Dalam laporan bernomor 055/HJ-B&P/VII/2025, tim hukum melampirkan sejumlah dokumen penting, antara lain:
- Salinan laporan polisi dan SP2HP dari Polda Sulbar
- Dokumen legalitas perusahaan, peta HGU/IUP
- Bukti perambahan kawasan hutan
- Data lapangan dan pelanggaran administratif lainnya
Mereka juga meminta penyelidikan diperluas pada indikasi gratifikasi atau suap yang diduga diberikan oleh perusahaan kepada aparat penegak hukum daerah untuk menghentikan laporan masyarakat.
Melanggar UU Perkebunan, Tipikor, dan Putusan Mahkamah Konstitusi
Menurut tim hukum HJ BINTANG dan PARTNERS, tindakan perusahaan bukan hanya pelanggaran administratif, melainkan sudah masuk dalam kategori tindak pidana korupsi, sebagaimana diatur dalam UU No. 31 Tahun 1999 jo. UU No. 20 Tahun 2001.
Laporan ini juga mengacu pada:
Putusan MK No. 138/PUU-XIII/2015, yang menegaskan legalitas HGU dan IUP sebagai syarat mutlak operasional perkebunan Permen ATR/BPN No. 7/2017. Selain itu, Permen Pertanian No. 26/2007 terkait kewajiban pembangunan kebun plasma Prinsip non-diskriminasi dalam KUHAP yang melarang penghentian penyidikan secara tidak sah atau berpihak
“Kita bicara tentang kerugian negara, perampasan hak rakyat, dan pembiaran hukum. Sudah waktunya Bareskrim hadir untuk memperbaiki kerusakan hukum yang ditinggalkan oleh permainan kekuasaan modal,” tegas Hasri.

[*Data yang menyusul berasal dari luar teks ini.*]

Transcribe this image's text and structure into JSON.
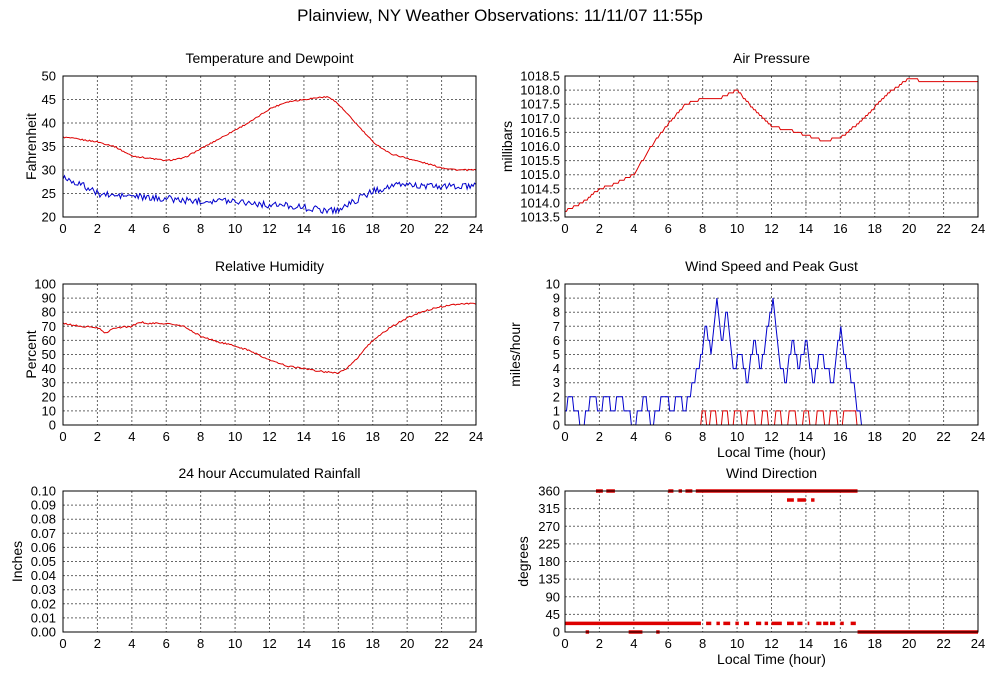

Langkah Lanjutan: Pengawalan dan Evaluasi Etik
HJ BINTANG dan PARTNERS memastikan akan terus mengawal kasus ini hingga tuntas, termasuk membuka kemungkinan melaporkan pelanggaran etik oleh aparat penegak hukum di wilayah Sulawesi Barat jika ditemukan adanya pelanggaran kode etik atau konflik kepentingan.
“Fokus kami sekarang adalah membuka ruang keadilan yang ditutup oleh tekanan korporasi. Bareskrim harus menjadi institusi yang berpihak pada kebenaran dan hukum, bukan pada kuasa modal,” pungkas Hasri.